Quantifying cellular (re)-organization in 3-D cancer models using persistent homology

Automated analysis of high-throughput, time-lapse microscopy data is essential for the development of multi-scale, patient-specific models that accurately mimic the complex behavior of cells observed in vivo. Many state-of-the-art methods for processing 3-D microscopy datasets rely on supervised machine learning methods for image segmentation, cell tracking and cell shape classification. These methods are computationally expensive, requiring difficult-to-obtain training data and parameter tuning. We propose an alternative approach, based on topological data analysis, to quantify changes in tumor architecture by analyzing point clouds obtained from cell nuclei positions. Using persistent homology, a topological barcode is extracted from each point cloud, which corresponds to the presence of topological features (clusters, acini and lumens) at multiple spatial scales. The barcode provides a unique insight into the spatial organization of data, which is often missing from typical analyses based on machine learning and statistics. By linking topological barcodes across time, the temporal persistence of topological features can be measured.

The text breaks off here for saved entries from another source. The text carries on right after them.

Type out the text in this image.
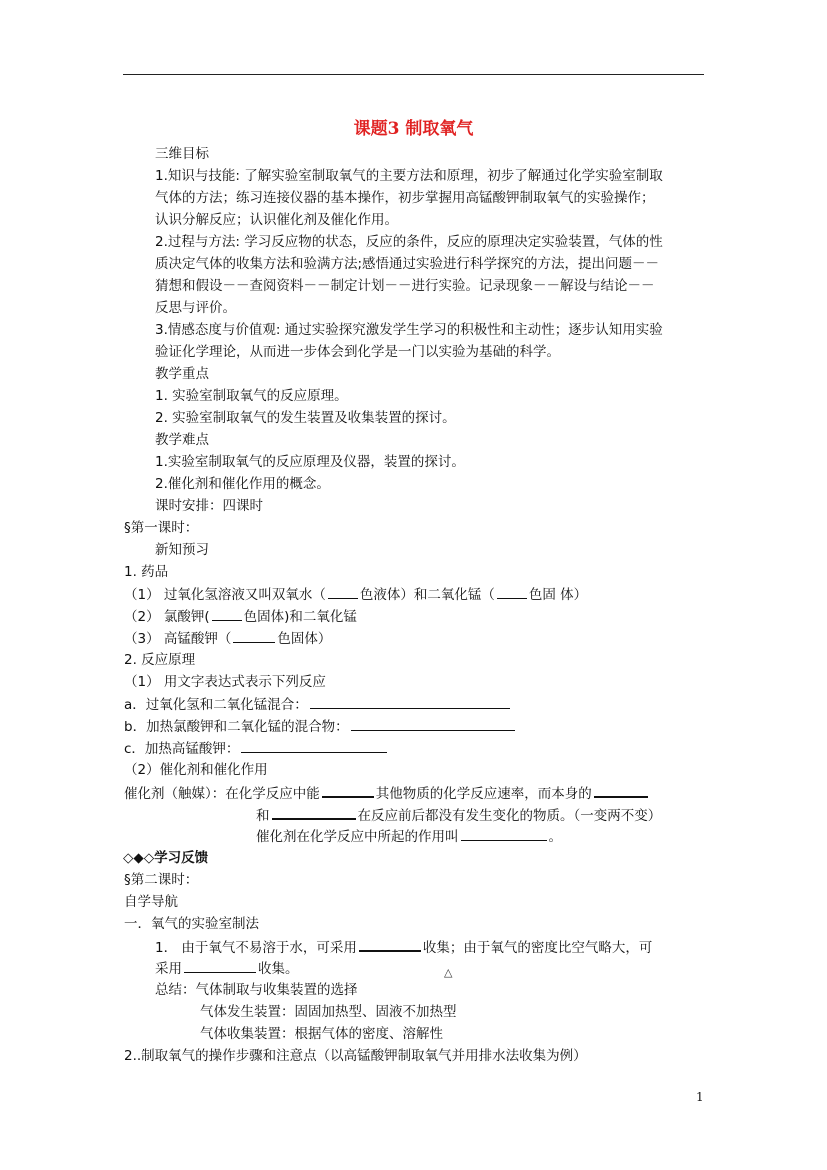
课题3 制取氧气
三维目标
1.知识与技能: 了解实验室制取氧气的主要方法和原理，初步了解通过化学实验室制取
气体的方法；练习连接仪器的基本操作，初步掌握用高锰酸钾制取氧气的实验操作；
认识分解反应；认识催化剂及催化作用。
2.过程与方法: 学习反应物的状态，反应的条件，反应的原理决定实验装置，气体的性
质决定气体的收集方法和验满方法;感悟通过实验进行科学探究的方法，提出问题－－
猜想和假设－－查阅资料－－制定计划－－进行实验。记录现象－－解设与结论－－
反思与评价。
3.情感态度与价值观: 通过实验探究激发学生学习的积极性和主动性；逐步认知用实验
验证化学理论，从而进一步体会到化学是一门以实验为基础的科学。
教学重点
1. 实验室制取氧气的反应原理。
2. 实验室制取氧气的发生装置及收集装置的探讨。
教学难点
1.实验室制取氧气的反应原理及仪器，装置的探讨。
2.催化剂和催化作用的概念。
课时安排：四课时
§第一课时：
新知预习
1. 药品
（1） 过氧化氢溶液又叫双氧水（	色液体）和二氧化锰（	色固 体）
（2） 氯酸钾(	色固体)和二氧化锰
（3） 高锰酸钾（	色固体）
2. 反应原理
（1） 用文字表达式表示下列反应
a．过氧化氢和二氧化锰混合：
b．加热氯酸钾和二氧化锰的混合物：
c．加热高锰酸钾：
（2）催化剂和催化作用
催化剂（触媒）：在化学反应中能	其他物质的化学反应速率，而本身的
和	在反应前后都没有发生变化的物质。（一变两不变）
催化剂在化学反应中所起的作用叫	。
◇◆◇学习反馈
§第二课时：
自学导航
一．氧气的实验室制法
1． 由于氧气不易溶于水，可采用	收集；由于氧气的密度比空气略大，可
采用	收集。
总结：气体制取与收集装置的选择
△
气体发生装置：固固加热型、固液不加热型
气体收集装置：根据气体的密度、溶解性
2..制取氧气的操作步骤和注意点（以高锰酸钾制取氧气并用排水法收集为例）
1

The proposed methodology is able to identify nuclei associated with distinct clusters, acini and lumens in an unsupervised manner. Using this information, we ascertain the movement of cells between topological features. Furthermore, we classify qualitatively distinct organizational structures by clustering based on pairwise Wasserstein distances between topological barcodes. In this talk, I will introduce our methodology and demonstrate its potential for investigating tissue reorganization during tumorigenesis and metastasis.